Ron Paul – now
there’s a name I’ll bet you haven’t heard in a while.
Last November, I decided to take a look at Ron Paul’s platform and post the results in an editorial. I titled it
“Ron Paul Will Never Be President.” The result? A massive flaming campaign was directed at the editorial. It received wave after wave of bashes and angry comments from delusional Paulites. “He’s America’s only hope,” they said. They also said that because I disagree with Ron Paul, I must hate freedom and love George Bush. You have to love the hypocrisy.

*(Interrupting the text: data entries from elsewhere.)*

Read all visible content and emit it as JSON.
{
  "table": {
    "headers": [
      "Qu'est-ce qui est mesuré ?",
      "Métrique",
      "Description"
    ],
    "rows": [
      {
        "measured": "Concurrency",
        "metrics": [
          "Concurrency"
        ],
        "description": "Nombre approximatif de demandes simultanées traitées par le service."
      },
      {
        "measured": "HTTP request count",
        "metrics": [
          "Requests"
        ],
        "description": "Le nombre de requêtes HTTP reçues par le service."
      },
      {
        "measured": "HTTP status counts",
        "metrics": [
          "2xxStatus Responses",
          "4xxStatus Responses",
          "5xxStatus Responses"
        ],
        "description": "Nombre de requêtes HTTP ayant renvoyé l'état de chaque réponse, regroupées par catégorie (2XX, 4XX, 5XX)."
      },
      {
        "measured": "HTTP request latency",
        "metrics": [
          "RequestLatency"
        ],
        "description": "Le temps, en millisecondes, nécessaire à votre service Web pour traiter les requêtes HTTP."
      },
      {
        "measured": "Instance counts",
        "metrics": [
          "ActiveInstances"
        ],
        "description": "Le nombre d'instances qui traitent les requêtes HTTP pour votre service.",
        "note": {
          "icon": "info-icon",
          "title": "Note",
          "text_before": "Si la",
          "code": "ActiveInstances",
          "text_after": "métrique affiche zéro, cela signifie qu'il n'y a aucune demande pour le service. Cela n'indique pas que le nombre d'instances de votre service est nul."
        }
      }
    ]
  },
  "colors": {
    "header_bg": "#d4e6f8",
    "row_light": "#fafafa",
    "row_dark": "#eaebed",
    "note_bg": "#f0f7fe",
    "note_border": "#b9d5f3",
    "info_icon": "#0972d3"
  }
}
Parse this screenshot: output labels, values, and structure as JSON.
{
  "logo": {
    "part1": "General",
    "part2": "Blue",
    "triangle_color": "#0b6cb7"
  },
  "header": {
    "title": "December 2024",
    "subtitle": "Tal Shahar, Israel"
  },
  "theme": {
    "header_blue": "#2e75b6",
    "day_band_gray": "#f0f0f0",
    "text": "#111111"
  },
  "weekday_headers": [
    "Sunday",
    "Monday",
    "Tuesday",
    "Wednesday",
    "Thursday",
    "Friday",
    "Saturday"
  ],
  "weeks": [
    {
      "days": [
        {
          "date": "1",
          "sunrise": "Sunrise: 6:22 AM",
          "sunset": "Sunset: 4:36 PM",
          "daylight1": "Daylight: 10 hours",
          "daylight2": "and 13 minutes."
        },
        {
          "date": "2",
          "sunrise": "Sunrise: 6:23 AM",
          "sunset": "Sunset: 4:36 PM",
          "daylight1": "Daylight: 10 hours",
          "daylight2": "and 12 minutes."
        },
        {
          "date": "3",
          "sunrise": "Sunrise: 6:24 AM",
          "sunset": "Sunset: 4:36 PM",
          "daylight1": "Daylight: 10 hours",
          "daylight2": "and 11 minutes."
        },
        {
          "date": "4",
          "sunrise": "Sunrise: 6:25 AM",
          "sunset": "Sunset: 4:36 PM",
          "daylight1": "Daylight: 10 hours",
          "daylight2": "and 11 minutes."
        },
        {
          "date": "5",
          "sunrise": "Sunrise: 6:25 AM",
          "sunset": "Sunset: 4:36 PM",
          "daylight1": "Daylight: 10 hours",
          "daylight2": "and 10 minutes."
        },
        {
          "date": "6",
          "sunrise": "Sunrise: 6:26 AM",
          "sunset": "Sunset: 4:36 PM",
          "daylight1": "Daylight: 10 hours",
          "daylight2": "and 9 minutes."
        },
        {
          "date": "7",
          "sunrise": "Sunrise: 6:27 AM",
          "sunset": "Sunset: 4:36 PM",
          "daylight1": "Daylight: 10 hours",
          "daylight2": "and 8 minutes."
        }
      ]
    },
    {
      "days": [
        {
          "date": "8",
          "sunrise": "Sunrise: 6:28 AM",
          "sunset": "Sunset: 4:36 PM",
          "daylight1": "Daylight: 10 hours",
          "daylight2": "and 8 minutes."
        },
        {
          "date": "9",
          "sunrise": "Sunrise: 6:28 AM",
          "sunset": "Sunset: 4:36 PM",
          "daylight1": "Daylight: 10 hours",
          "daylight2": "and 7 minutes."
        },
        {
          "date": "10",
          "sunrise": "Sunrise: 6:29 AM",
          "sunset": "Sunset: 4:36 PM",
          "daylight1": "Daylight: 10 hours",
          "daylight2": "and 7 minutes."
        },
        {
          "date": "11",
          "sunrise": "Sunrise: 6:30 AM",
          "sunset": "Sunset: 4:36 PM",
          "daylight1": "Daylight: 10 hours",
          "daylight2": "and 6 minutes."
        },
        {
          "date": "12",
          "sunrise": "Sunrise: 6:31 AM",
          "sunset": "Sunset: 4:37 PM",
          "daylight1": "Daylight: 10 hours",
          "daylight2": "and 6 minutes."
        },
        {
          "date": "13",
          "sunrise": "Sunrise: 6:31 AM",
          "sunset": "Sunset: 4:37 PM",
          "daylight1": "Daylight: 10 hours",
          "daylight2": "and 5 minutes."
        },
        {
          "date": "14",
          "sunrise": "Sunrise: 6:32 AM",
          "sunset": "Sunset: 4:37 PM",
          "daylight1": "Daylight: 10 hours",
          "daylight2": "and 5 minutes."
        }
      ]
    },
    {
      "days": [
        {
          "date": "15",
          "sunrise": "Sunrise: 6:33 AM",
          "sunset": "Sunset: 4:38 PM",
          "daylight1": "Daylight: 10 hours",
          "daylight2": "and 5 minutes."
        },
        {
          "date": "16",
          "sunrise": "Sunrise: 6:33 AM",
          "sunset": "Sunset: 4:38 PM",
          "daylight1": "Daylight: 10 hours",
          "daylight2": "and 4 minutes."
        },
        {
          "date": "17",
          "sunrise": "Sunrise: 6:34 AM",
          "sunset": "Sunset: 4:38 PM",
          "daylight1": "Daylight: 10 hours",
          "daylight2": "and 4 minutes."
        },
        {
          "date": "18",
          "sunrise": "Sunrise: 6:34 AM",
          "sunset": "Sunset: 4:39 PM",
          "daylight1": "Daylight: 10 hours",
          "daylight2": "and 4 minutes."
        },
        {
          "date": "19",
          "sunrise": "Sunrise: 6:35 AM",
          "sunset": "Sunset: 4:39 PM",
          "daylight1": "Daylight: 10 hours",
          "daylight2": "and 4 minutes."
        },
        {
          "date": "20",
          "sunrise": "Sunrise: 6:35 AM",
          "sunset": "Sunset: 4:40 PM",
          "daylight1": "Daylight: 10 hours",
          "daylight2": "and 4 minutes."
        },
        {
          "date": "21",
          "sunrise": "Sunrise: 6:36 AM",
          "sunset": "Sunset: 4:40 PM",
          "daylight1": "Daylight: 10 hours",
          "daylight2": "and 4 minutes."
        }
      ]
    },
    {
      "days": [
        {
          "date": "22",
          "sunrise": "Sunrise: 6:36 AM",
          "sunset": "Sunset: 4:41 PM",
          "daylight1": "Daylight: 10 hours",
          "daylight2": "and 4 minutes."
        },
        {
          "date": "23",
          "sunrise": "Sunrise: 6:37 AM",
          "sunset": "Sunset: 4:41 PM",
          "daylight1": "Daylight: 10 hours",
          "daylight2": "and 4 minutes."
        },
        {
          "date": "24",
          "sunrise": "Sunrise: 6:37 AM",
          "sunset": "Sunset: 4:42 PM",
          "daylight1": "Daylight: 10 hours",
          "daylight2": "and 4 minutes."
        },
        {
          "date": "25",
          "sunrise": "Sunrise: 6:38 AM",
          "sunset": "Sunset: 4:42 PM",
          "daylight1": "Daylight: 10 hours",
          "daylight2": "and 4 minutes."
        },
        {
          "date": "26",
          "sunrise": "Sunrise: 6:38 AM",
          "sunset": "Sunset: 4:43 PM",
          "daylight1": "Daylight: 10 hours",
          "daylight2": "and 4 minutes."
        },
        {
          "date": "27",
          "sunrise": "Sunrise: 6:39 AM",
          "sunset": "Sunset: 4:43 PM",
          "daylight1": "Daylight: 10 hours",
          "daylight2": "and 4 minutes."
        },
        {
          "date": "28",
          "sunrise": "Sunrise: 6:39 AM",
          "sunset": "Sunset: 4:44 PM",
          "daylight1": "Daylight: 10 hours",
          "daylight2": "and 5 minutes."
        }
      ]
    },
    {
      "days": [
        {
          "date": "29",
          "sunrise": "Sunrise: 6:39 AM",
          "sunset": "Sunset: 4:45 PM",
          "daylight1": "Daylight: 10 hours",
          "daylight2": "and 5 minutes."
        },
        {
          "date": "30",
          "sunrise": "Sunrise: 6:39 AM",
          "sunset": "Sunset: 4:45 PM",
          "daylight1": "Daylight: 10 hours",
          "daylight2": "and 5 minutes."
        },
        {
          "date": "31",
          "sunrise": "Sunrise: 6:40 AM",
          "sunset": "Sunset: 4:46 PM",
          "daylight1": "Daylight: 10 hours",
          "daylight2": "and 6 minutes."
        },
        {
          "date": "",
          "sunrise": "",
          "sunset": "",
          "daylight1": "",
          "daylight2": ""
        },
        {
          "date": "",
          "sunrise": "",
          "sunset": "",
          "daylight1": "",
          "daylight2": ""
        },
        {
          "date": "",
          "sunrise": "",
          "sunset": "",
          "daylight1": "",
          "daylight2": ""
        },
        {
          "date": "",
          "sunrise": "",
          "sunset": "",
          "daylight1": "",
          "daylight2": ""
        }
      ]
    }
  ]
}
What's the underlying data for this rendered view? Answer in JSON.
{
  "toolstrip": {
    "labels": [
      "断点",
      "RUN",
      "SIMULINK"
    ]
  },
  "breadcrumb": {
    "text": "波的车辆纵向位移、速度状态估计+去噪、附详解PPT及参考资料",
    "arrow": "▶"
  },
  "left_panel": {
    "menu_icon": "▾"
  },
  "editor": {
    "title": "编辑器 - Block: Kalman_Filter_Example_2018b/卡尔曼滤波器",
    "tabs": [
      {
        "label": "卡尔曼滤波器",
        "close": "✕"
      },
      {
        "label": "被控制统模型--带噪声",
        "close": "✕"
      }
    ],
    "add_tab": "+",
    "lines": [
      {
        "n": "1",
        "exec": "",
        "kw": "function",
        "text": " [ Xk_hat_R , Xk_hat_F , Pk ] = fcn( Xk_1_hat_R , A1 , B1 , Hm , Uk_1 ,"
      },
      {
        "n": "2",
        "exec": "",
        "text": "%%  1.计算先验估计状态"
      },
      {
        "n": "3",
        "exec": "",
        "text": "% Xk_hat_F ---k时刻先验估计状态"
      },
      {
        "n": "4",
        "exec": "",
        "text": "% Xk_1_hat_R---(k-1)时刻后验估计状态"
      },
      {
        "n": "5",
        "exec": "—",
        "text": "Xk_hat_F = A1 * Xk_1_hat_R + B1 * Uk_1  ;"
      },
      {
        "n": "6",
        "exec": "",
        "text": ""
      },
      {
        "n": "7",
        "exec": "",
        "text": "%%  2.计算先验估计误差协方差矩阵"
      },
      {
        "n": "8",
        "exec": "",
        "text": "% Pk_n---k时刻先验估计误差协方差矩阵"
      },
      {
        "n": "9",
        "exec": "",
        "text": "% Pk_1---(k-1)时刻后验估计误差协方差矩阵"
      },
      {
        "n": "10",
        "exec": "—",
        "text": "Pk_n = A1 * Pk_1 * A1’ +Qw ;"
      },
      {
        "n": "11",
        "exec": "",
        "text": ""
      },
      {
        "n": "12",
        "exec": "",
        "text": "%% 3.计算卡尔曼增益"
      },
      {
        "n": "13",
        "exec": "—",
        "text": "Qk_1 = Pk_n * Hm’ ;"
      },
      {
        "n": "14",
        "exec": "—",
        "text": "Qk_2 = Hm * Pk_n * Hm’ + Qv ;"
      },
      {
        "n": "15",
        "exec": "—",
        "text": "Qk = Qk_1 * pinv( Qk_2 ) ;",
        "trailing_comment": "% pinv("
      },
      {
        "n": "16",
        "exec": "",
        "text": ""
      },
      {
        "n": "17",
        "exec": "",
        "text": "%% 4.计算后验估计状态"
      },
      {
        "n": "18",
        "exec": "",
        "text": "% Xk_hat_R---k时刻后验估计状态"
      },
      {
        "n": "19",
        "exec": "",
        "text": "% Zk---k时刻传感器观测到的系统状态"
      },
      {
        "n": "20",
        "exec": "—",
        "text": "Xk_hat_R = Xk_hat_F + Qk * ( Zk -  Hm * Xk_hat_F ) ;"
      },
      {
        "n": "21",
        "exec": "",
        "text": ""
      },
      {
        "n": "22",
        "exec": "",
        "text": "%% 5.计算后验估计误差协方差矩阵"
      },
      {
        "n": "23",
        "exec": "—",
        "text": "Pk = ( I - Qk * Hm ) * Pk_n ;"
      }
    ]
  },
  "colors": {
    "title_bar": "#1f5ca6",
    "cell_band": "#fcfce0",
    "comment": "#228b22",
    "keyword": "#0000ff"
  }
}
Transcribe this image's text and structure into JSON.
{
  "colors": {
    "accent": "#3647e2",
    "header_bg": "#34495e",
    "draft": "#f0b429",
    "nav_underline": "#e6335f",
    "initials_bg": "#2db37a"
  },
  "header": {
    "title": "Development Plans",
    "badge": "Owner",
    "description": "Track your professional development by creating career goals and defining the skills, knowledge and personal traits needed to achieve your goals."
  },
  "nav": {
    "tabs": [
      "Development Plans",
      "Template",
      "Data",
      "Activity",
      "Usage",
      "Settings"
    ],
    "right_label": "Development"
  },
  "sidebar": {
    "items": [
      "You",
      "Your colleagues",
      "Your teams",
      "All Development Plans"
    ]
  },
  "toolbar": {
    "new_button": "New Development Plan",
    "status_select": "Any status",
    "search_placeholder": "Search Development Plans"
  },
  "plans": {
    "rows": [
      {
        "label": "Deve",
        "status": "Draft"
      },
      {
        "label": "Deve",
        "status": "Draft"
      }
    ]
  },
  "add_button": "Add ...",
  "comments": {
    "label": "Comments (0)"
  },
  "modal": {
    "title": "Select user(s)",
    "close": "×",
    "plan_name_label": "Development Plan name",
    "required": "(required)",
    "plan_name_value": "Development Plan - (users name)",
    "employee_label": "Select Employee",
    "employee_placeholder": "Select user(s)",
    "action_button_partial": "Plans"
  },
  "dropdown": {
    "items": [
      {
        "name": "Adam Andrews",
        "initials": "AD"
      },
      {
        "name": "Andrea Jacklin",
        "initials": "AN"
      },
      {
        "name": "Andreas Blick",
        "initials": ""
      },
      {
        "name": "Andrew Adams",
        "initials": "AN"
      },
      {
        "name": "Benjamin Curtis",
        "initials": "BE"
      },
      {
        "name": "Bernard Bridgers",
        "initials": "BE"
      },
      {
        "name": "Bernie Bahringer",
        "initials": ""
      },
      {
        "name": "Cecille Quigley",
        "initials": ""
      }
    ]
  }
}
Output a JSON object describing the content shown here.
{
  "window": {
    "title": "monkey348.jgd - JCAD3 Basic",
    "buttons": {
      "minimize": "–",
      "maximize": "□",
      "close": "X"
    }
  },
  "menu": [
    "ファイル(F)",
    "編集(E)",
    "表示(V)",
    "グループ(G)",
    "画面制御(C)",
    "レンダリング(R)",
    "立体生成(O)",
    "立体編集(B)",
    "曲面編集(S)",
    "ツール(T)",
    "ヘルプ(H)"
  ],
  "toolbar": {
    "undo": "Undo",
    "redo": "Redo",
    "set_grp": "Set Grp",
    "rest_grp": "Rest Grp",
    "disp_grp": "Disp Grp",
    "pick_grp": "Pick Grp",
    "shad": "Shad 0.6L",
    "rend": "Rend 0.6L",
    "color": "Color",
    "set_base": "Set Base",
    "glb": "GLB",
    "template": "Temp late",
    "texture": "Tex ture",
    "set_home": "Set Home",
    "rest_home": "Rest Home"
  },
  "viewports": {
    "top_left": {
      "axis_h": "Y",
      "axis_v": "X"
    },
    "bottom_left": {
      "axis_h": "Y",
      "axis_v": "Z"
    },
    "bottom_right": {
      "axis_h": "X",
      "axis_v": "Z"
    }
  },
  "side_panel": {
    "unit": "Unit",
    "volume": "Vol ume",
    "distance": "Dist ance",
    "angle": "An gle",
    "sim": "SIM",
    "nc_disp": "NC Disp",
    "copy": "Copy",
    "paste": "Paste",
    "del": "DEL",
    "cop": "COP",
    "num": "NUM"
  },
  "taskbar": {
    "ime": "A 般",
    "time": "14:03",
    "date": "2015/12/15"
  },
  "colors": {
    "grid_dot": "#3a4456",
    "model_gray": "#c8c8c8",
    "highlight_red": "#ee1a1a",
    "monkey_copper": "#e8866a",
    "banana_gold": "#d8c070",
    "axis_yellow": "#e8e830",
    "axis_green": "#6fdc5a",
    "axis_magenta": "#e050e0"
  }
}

Nonetheless, after re-reading some of the comments in the above linked editorial, I thought that it was high time to rub my prediction in peoples’ faces. Not only will Ron Paul not be president, but he made a piss-poor showing. The millions of fanatics who spammed websites and message boards, the people who wasted hours inflating poll statistics, and the people who swore up and down that they would register Republican to vote for Ron Paul in the primaries were totally and utterly full of shit.
I’ll even offer another little tidbit: Ron Paul failed not because he was poorly treated by the media, or because he wasn’t given a fair shake during debates (though both those statements are true). He failed because his policies come off as batshit insane. Maybe if he didn’t make outlandish promises, like abolishing the Federal Reserve or the CIA, he may have gotten somewhere. The thing is, people hear shit like that and immediately write him off as a babbling loon.
One cannot suggest that such radical changes be implemented. People hate change. In order to change the system to the extent that Ron Paul suggested, those changes would have to be implemented gradually, over a long period of time. That, or the changes would have to have remarkable advantages over the current system. Ol’ Ronnie should have just kept his mouth shut about his more radical plans – maybe then he’d have had a fighting chance.
So, like the dancing baby, Chuck Norris and Bert Is Evil, Ron Paul has had his 15 minutes of internet fame. He can now safely be locked away in the Vault of Forgotten Internet Fads forever.